Mashrou’ Leila, whose lead singer is openly gay, was scheduled to participate in a talk about “media revolutions in the Middle East” at Northwestern University’s campus in Doha on Tuesday.
“The decision was made out of an abundance of caution due to several factors, including safety concerns for the band and our community,” Jon Yates, director of media relations at the university, told Al Jazeera, without elaborating further.
Yates said the university is “firmly committed to academic freedom in all facets of our enterprise”, and that the decision was made to ensure the band’s “ideas and art could be heard”.
A four-member indie pop band with an enormous fanbase, Mashrou’ Leila often references religion and sexuality in their lyrics, raising issues that few other high-profile artists in the Middle East have explored.
Though they were not invited to perform, Mashrou’ Leila’s talk has been cancelled by several other music festivals and concerts in the region due to their outspoken nature on topics including sectarianism, homophobia, and gender equality.
Twitter users in Qatar created an Arabic hashtag demanding the event be cancelled, with some accusing the band and NU-Q of encouraging views contrary to Qatari, as well as Islamic, values.

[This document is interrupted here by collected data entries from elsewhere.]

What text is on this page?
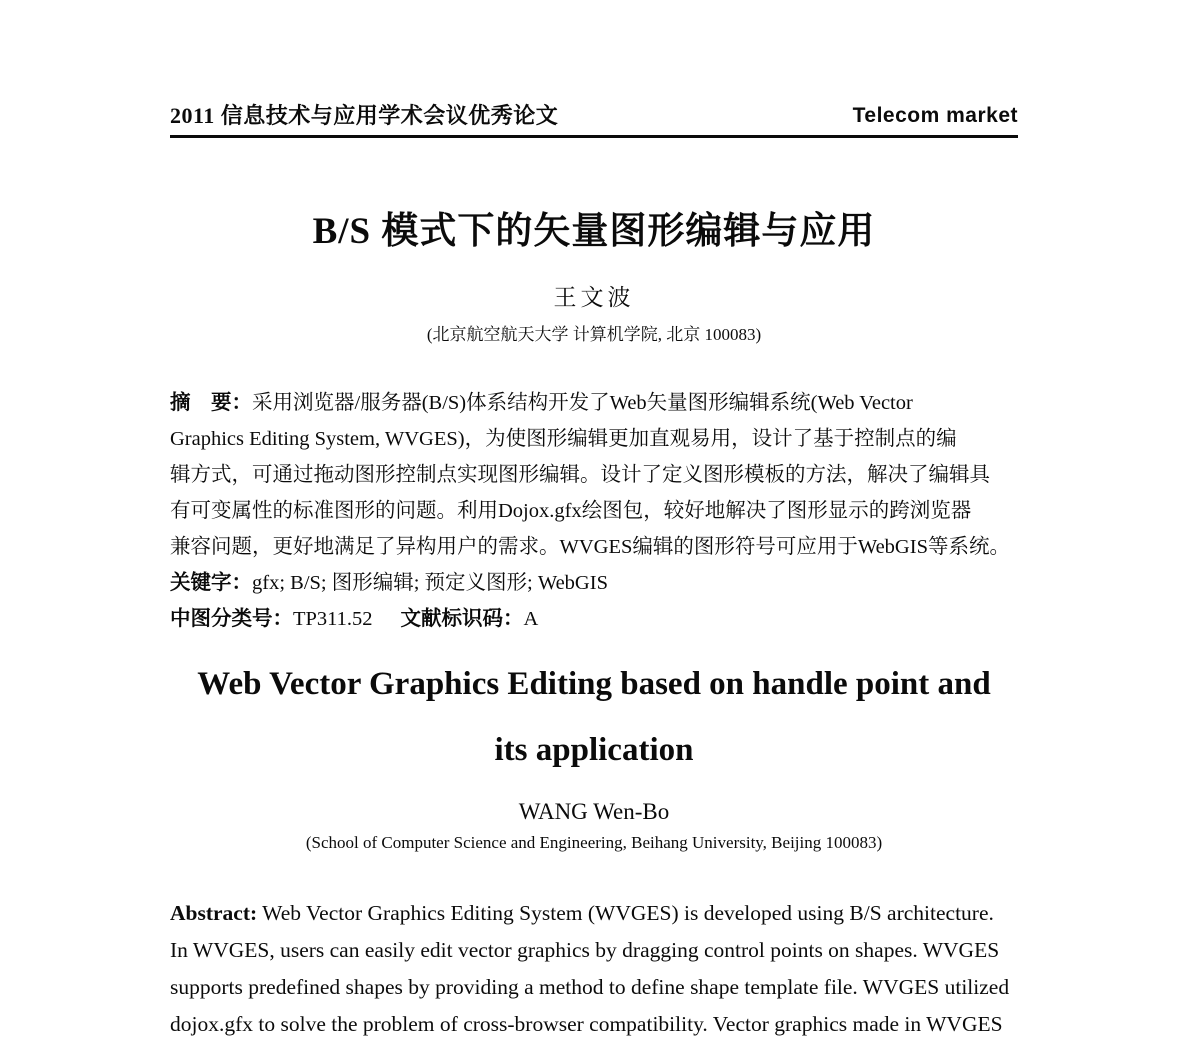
2011 信息技术与应用学术会议优秀论文	Telecom market
B/S 模式下的矢量图形编辑与应用
王文波
(北京航空航天大学 计算机学院, 北京 100083)
摘　要：采用浏览器/服务器(B/S)体系结构开发了Web矢量图形编辑系统(Web Vector
Graphics Editing System, WVGES)，为使图形编辑更加直观易用，设计了基于控制点的编
辑方式，可通过拖动图形控制点实现图形编辑。设计了定义图形模板的方法，解决了编辑具
有可变属性的标准图形的问题。利用Dojox.gfx绘图包，较好地解决了图形显示的跨浏览器
兼容问题，更好地满足了异构用户的需求。WVGES编辑的图形符号可应用于WebGIS等系统。
关键字：gfx; B/S; 图形编辑; 预定义图形; WebGIS
中图分类号：TP311.52 文献标识码：A
Web Vector Graphics Editing based on handle point and
its application
WANG Wen-Bo
(School of Computer Science and Engineering, Beihang University, Beijing 100083)
Abstract: Web Vector Graphics Editing System (WVGES) is developed using B/S architecture.
In WVGES, users can easily edit vector graphics by dragging control points on shapes. WVGES
supports predefined shapes by providing a method to define shape template file. WVGES utilized
dojox.gfx to solve the problem of cross-browser compatibility. Vector graphics made in WVGES
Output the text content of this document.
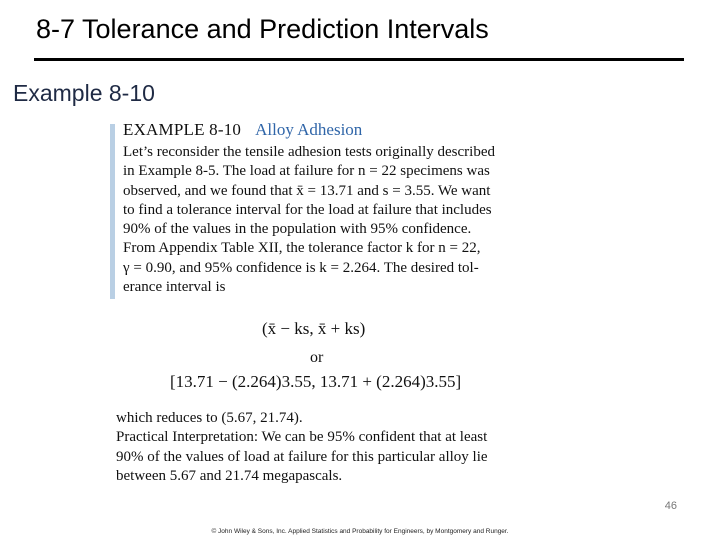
8-7 Tolerance and Prediction Intervals
Example 8-10
EXAMPLE 8-10 Alloy Adhesion
Let’s reconsider the tensile adhesion tests originally described
in Example 8-5. The load at failure for n = 22 specimens was
observed, and we found that x̄ = 13.71 and s = 3.55. We want
to find a tolerance interval for the load at failure that includes
90% of the values in the population with 95% confidence.
From Appendix Table XII, the tolerance factor k for n = 22,
γ = 0.90, and 95% confidence is k = 2.264. The desired tol-
erance interval is
(x̄ − ks, x̄ + ks)
or
[13.71 − (2.264)3.55, 13.71 + (2.264)3.55]
which reduces to (5.67, 21.74).
Practical Interpretation: We can be 95% confident that at least
90% of the values of load at failure for this particular alloy lie
between 5.67 and 21.74 megapascals.
46
© John Wiley & Sons, Inc. Applied Statistics and Probability for Engineers, by Montgomery and Runger.
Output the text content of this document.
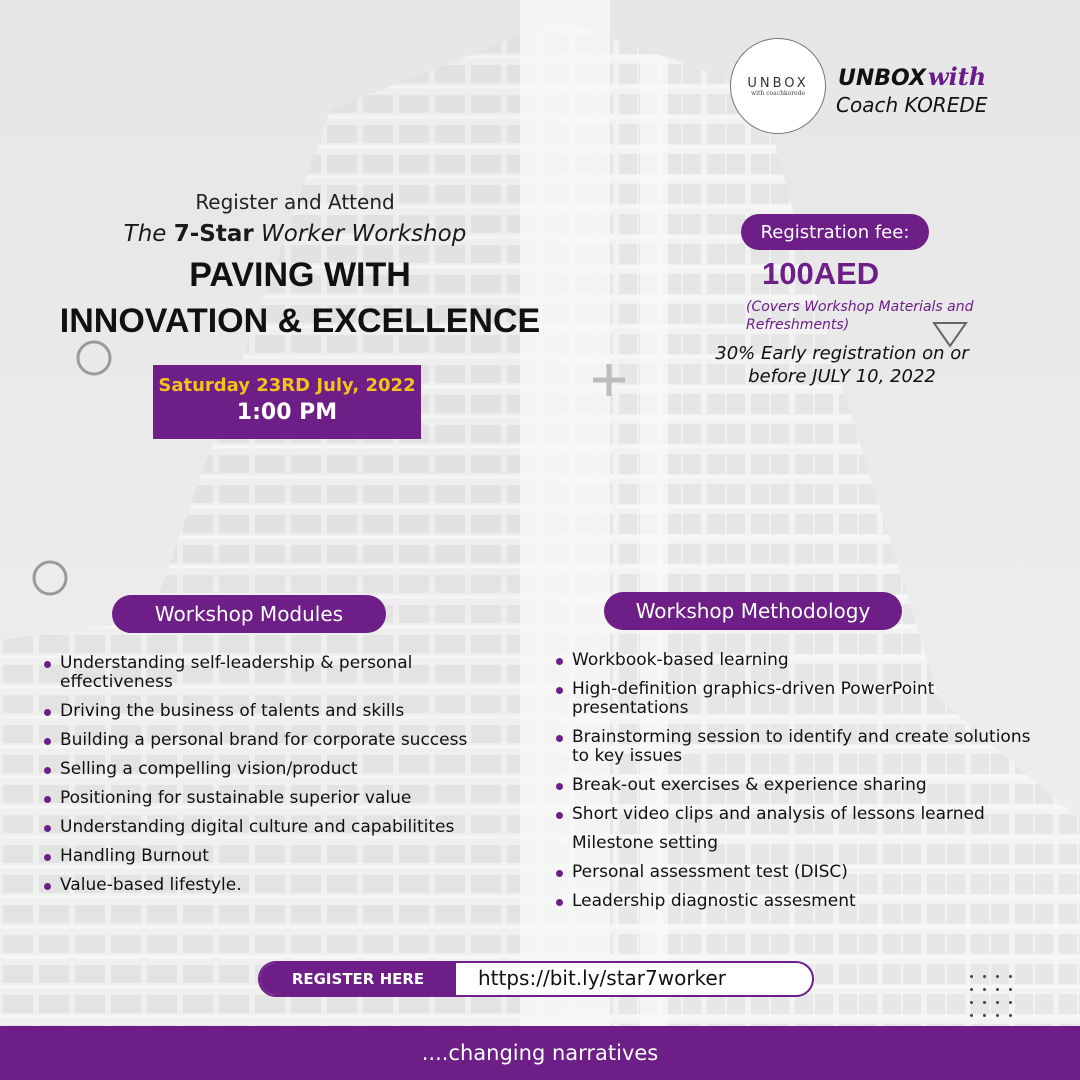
UNBOX
with coachkorede
UNBOXwith
Coach KOREDE
Register and Attend
The 7-Star Worker Workshop
PAVING WITH
INNOVATION & EXCELLENCE
Saturday 23RD July, 2022
1:00 PM
Registration fee:
100AED
(Covers Workshop Materials and Refreshments)
30% Early registration on or
before JULY 10, 2022
Workshop Modules
Understanding self-leadership & personal effectiveness
Driving the business of talents and skills
Building a personal brand for corporate success
Selling a compelling vision/product
Positioning for sustainable superior value
Understanding digital culture and capabilitites
Handling Burnout
Value-based lifestyle.
Workshop Methodology
Workbook-based learning
High-definition graphics-driven PowerPoint presentations
Brainstorming session to identify and create solutions to key issues
Break-out exercises & experience sharing
Short video clips and analysis of lessons learned
Milestone setting
Personal assessment test (DISC)
Leadership diagnostic assesment
REGISTER HERE	https://bit.ly/star7worker
....changing narratives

“I hope some state institutes stop taking the pulse of the Qatari street and testing Qatari society’s commitment to its beliefs, norms, and values,” a user said on Twitter, using the Arabic hashtag that translates into: We reject the Mashrou’ Leila lecture.
Another user said he reached out to Qatar Foundation (QF), the umbrella organisation that NU-Q falls under, to express his dismay.
“If they [the university] cannot stop it, this will be considered a blatant challenge to Qatari society from the university and a lack of respect for its [the community’s] principles and values, and a lack of respect for the values of Qatar Foundation,” he said. “It will be necessary (to revise these strategic partnerships) to respect this country, its values and its traditions.”
Some NU-Q students took to social media to express their disappointment about the cancellation, saying the decision was tantamount to self-censorship and undermining freedom of speech.